The USAID ACCELERATE Project (2015-2020) provides USAID staff in Missions and the US with guidance on using a focus on behaviors to maximize health and development investments and achieve results. USAID’s Democracy, Human Rights and Governance (DRG) Learning Center recently enlisted ACCELERATE to develop a list of priority youth gender-based violence (GBV) prevention behaviors, and a strategy to assist Southern Africa DRG and its implementing partners to use the behaviors to focus their school-based GBV prevention efforts. ACCELERATE’s assistance was to include 40 days of on-site STTA to the DRG team in Pretoria, but COVID-19 travel restrictions beginning in mid-March meant that our US-based staff were no longer able to travel to provide that support.
Instead, the ACCELERATE team worked with USAID to create an alternative collaborative model. Instead of the in-country visits, we are holding a series of virtual meetings, training sessions, and small group working sessions with partners in at least seven cities in South Africa and the US. Initial meetings were held at consistent times and days. As we move to more work in small groups, the number of sessions is increasing, and the days and times vary.
We share screens for presentations, to work on documents together, and to use ACCELERATE’s online tools to conduct analyses and co-create strategic interventions for each of ten priority behaviors.
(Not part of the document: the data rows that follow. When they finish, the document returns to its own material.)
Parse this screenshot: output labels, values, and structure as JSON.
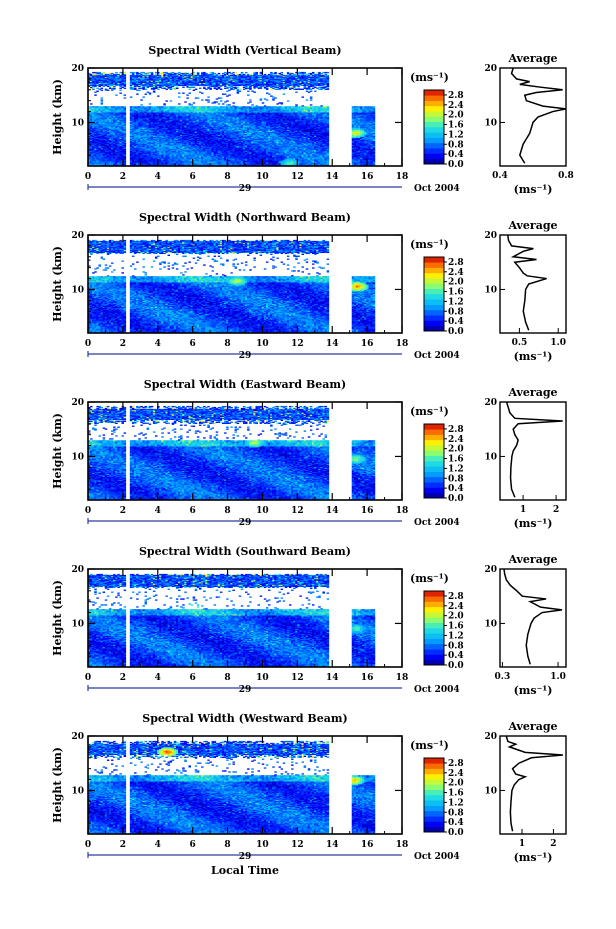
{
  "chart_data": [
    {
      "type": "heatmap",
      "title": "Spectral Width (Vertical Beam)",
      "ylabel": "Height (km)",
      "xlim": [
        0,
        18
      ],
      "ylim": [
        2,
        20
      ],
      "x_ticks": [
        "0",
        "2",
        "4",
        "6",
        "8",
        "10",
        "12",
        "14",
        "16",
        "18"
      ],
      "y_ticks": [
        "10",
        "20"
      ],
      "day_label": "29",
      "date_label": "Oct 2004",
      "colorbar": {
        "unit": "(ms⁻¹)",
        "ticks": [
          "0.0",
          "0.4",
          "0.8",
          "1.2",
          "1.6",
          "2.0",
          "2.4",
          "2.8"
        ],
        "range": [
          0,
          3.0
        ]
      },
      "data_gaps_x": [
        [
          2.1,
          2.3
        ],
        [
          13.7,
          15.0
        ],
        [
          16.4,
          18
        ]
      ],
      "clear_air_top_km": 12.8,
      "upper_band_km": [
        16.0,
        19.2
      ],
      "upper_band_extent_x": [
        0,
        13.7
      ],
      "enhanced_features": [
        {
          "x": 15.3,
          "y": 8.0,
          "value": 2.2
        },
        {
          "x": 11.5,
          "y": 2.5,
          "value": 1.6
        }
      ],
      "profile": {
        "title": "Average",
        "xlim": [
          0.4,
          0.8
        ],
        "x_ticks": [
          "0.4",
          "0.8"
        ],
        "xlabel": "(ms⁻¹)",
        "heights": [
          2.5,
          4,
          6,
          8,
          10,
          11,
          12,
          12.5,
          13,
          14,
          15,
          15.5,
          16,
          16.5,
          17,
          17.5,
          18,
          19,
          20
        ],
        "values": [
          0.55,
          0.52,
          0.54,
          0.58,
          0.6,
          0.63,
          0.72,
          0.8,
          0.66,
          0.56,
          0.55,
          0.62,
          0.78,
          0.64,
          0.52,
          0.58,
          0.5,
          0.47,
          0.48
        ]
      }
    },
    {
      "type": "heatmap",
      "title": "Spectral Width (Northward Beam)",
      "ylabel": "Height (km)",
      "xlim": [
        0,
        18
      ],
      "ylim": [
        2,
        20
      ],
      "x_ticks": [
        "0",
        "2",
        "4",
        "6",
        "8",
        "10",
        "12",
        "14",
        "16",
        "18"
      ],
      "y_ticks": [
        "10",
        "20"
      ],
      "day_label": "29",
      "date_label": "Oct 2004",
      "colorbar": {
        "unit": "(ms⁻¹)",
        "ticks": [
          "0.0",
          "0.4",
          "0.8",
          "1.2",
          "1.6",
          "2.0",
          "2.4",
          "2.8"
        ],
        "range": [
          0,
          3.0
        ]
      },
      "data_gaps_x": [
        [
          2.1,
          2.3
        ],
        [
          13.7,
          15.0
        ],
        [
          16.4,
          18
        ]
      ],
      "clear_air_top_km": 12.3,
      "upper_band_km": [
        16.5,
        19.0
      ],
      "upper_band_extent_x": [
        0,
        13.7
      ],
      "enhanced_features": [
        {
          "x": 15.4,
          "y": 10.5,
          "value": 2.6
        },
        {
          "x": 8.5,
          "y": 11.5,
          "value": 2.0
        }
      ],
      "profile": {
        "title": "Average",
        "xlim": [
          0.25,
          1.1
        ],
        "x_ticks": [
          "0.5",
          "1.0"
        ],
        "xlabel": "(ms⁻¹)",
        "heights": [
          2.5,
          4,
          6,
          8,
          10,
          11,
          12,
          12.5,
          13,
          14,
          15,
          15.5,
          16,
          17,
          17.5,
          18,
          19,
          20
        ],
        "values": [
          0.62,
          0.58,
          0.55,
          0.57,
          0.58,
          0.62,
          0.85,
          0.6,
          0.55,
          0.5,
          0.44,
          0.72,
          0.42,
          0.55,
          0.68,
          0.4,
          0.36,
          0.35
        ]
      }
    },
    {
      "type": "heatmap",
      "title": "Spectral Width (Eastward Beam)",
      "ylabel": "Height (km)",
      "xlim": [
        0,
        18
      ],
      "ylim": [
        2,
        20
      ],
      "x_ticks": [
        "0",
        "2",
        "4",
        "6",
        "8",
        "10",
        "12",
        "14",
        "16",
        "18"
      ],
      "y_ticks": [
        "10",
        "20"
      ],
      "day_label": "29",
      "date_label": "Oct 2004",
      "colorbar": {
        "unit": "(ms⁻¹)",
        "ticks": [
          "0.0",
          "0.4",
          "0.8",
          "1.2",
          "1.6",
          "2.0",
          "2.4",
          "2.8"
        ],
        "range": [
          0,
          3.0
        ]
      },
      "data_gaps_x": [
        [
          2.1,
          2.3
        ],
        [
          13.7,
          15.0
        ],
        [
          16.4,
          18
        ]
      ],
      "clear_air_top_km": 12.8,
      "upper_band_km": [
        16.0,
        19.2
      ],
      "upper_band_extent_x": [
        0,
        13.7
      ],
      "enhanced_features": [
        {
          "x": 15.3,
          "y": 9.5,
          "value": 1.8
        },
        {
          "x": 9.5,
          "y": 12.5,
          "value": 2.0
        }
      ],
      "profile": {
        "title": "Average",
        "xlim": [
          0.3,
          2.3
        ],
        "x_ticks": [
          "1",
          "2"
        ],
        "xlabel": "(ms⁻¹)",
        "heights": [
          2.5,
          4,
          6,
          8,
          10,
          11,
          12,
          13,
          14,
          15,
          16,
          16.5,
          17,
          18,
          19,
          20
        ],
        "values": [
          0.75,
          0.65,
          0.62,
          0.63,
          0.66,
          0.7,
          0.8,
          0.85,
          0.75,
          0.7,
          0.85,
          2.2,
          0.75,
          0.6,
          0.55,
          0.5
        ]
      }
    },
    {
      "type": "heatmap",
      "title": "Spectral Width (Southward Beam)",
      "ylabel": "Height (km)",
      "xlim": [
        0,
        18
      ],
      "ylim": [
        2,
        20
      ],
      "x_ticks": [
        "0",
        "2",
        "4",
        "6",
        "8",
        "10",
        "12",
        "14",
        "16",
        "18"
      ],
      "y_ticks": [
        "10",
        "20"
      ],
      "day_label": "29",
      "date_label": "Oct 2004",
      "colorbar": {
        "unit": "(ms⁻¹)",
        "ticks": [
          "0.0",
          "0.4",
          "0.8",
          "1.2",
          "1.6",
          "2.0",
          "2.4",
          "2.8"
        ],
        "range": [
          0,
          3.0
        ]
      },
      "data_gaps_x": [
        [
          2.1,
          2.3
        ],
        [
          13.7,
          15.0
        ],
        [
          16.4,
          18
        ]
      ],
      "clear_air_top_km": 12.5,
      "upper_band_km": [
        16.5,
        19.0
      ],
      "upper_band_extent_x": [
        0,
        13.7
      ],
      "enhanced_features": [
        {
          "x": 15.3,
          "y": 9.0,
          "value": 1.6
        },
        {
          "x": 6.0,
          "y": 13.0,
          "value": 1.6
        }
      ],
      "profile": {
        "title": "Average",
        "xlim": [
          0.27,
          1.1
        ],
        "x_ticks": [
          "0.3",
          "1.0"
        ],
        "xlabel": "(ms⁻¹)",
        "heights": [
          2.5,
          4,
          6,
          8,
          10,
          11,
          12,
          12.5,
          13,
          14,
          14.5,
          15,
          16,
          17,
          18,
          19,
          20
        ],
        "values": [
          0.65,
          0.62,
          0.6,
          0.62,
          0.66,
          0.7,
          0.8,
          1.05,
          0.78,
          0.65,
          0.85,
          0.55,
          0.48,
          0.4,
          0.35,
          0.33,
          0.32
        ]
      }
    },
    {
      "type": "heatmap",
      "title": "Spectral Width (Westward Beam)",
      "ylabel": "Height (km)",
      "xlabel": "Local Time",
      "xlim": [
        0,
        18
      ],
      "ylim": [
        2,
        20
      ],
      "x_ticks": [
        "0",
        "2",
        "4",
        "6",
        "8",
        "10",
        "12",
        "14",
        "16",
        "18"
      ],
      "y_ticks": [
        "10",
        "20"
      ],
      "day_label": "29",
      "date_label": "Oct 2004",
      "colorbar": {
        "unit": "(ms⁻¹)",
        "ticks": [
          "0.0",
          "0.4",
          "0.8",
          "1.2",
          "1.6",
          "2.0",
          "2.4",
          "2.8"
        ],
        "range": [
          0,
          3.0
        ]
      },
      "data_gaps_x": [
        [
          2.1,
          2.3
        ],
        [
          13.7,
          15.0
        ],
        [
          16.4,
          18
        ]
      ],
      "clear_air_top_km": 12.7,
      "upper_band_km": [
        16.0,
        19.0
      ],
      "upper_band_extent_x": [
        0,
        13.7
      ],
      "enhanced_features": [
        {
          "x": 4.5,
          "y": 17.0,
          "value": 2.8
        },
        {
          "x": 15.2,
          "y": 11.8,
          "value": 2.4
        }
      ],
      "profile": {
        "title": "Average",
        "xlim": [
          0.3,
          2.4
        ],
        "x_ticks": [
          "1",
          "2"
        ],
        "xlabel": "(ms⁻¹)",
        "heights": [
          2.5,
          4,
          6,
          8,
          10,
          11,
          12,
          12.5,
          13,
          14,
          15,
          16,
          16.5,
          17,
          18,
          18.5,
          19,
          20
        ],
        "values": [
          0.7,
          0.65,
          0.63,
          0.65,
          0.68,
          0.75,
          0.9,
          1.1,
          0.8,
          0.7,
          0.9,
          1.3,
          2.3,
          1.1,
          0.6,
          0.8,
          0.55,
          0.5
        ]
      }
    }
  ]
}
The approach presents challenges beyond the usual difference in time zones. For example, participants are working from home, which sometimes means intermittent internet access. As a result, we do not use video. But the biggest challenge presented by remote collaboration is managing participation and building rapport with all participants. In an in-person workshop it is easier to identify who has something to say but isn’t saying it and ask them a specific question. Encouraging the use of the chat box—and assigning someone to monitor the chat and raise comments in the discussion—can help alleviate this issue.
The COVID-19 shut down has provided some unexpected benefits as well. For example, our USAID partners have had time to work with the Department of Basic Education to lay the groundwork for implementation without pressure to get into schools quickly, since the schools are closed. The extra time has allowed for more robust analyses, research, and creative iteration.
Our collaboration is already having an impact on our partners and the focus of their program. Within the larger initiative to build capacity of local government and community entities to support GBV victims, ACCELERATE is helping the Mission pinpoint its efforts to prevent GBV attacks. Indicators will measure the uptake of the priority behaviors, and measure changes in key factors, so that we know when and what to adapt to reach the ultimate goal of reducing GBV. The project will track behavioral outcome and factor-level data in ACCELERATE’s online dashboard.
Best practices gained from this experience include:
- Keep a list of participants, their organization, and their role handy in the first few meetings to know who to call on if silent, and what kinds of things to ask;
- Introduce yourself and have participants introduce themselves via email before starting. We mixed work (position, experience, affiliation) with personal (e.g., something you like or like to do, how people see you);
- Use lots of visuals. Great visuals go a long way, just as they do in person;
- Assign a chat box manager to voice what participants are writing;
- Ensure participants can see what you are sharing onscreen and use as much of your screen as possible. What looks great on a small section of a 27-inch monitor is barely visible on a smartphone or tablet;
- Share visuals in advance, especially if any participants will participate by phone or tablet;
- Use both a facilitator and a note-taker. The conversation is less stilted if the facilitator can focus on facilitating;
- Meet briefly with your team after each session, as you would at the end of an in-person workshop;
- Sign in early and make sure technology is functioning;
- Meet at a regular day and time so participants know that window is taken every week and can schedule around them;
- During the virtual session, have an offline means of communicating between facilitators and note taker (we use Skype Chat);
- Using positive reinforcement is even more important in virtual sessions, as participants cannot read your facial expressions or body language;
- Give participants enough time to ponder and un-mute; and
- Mention next steps at the end and follow up via email with session outcomes, next steps, etc.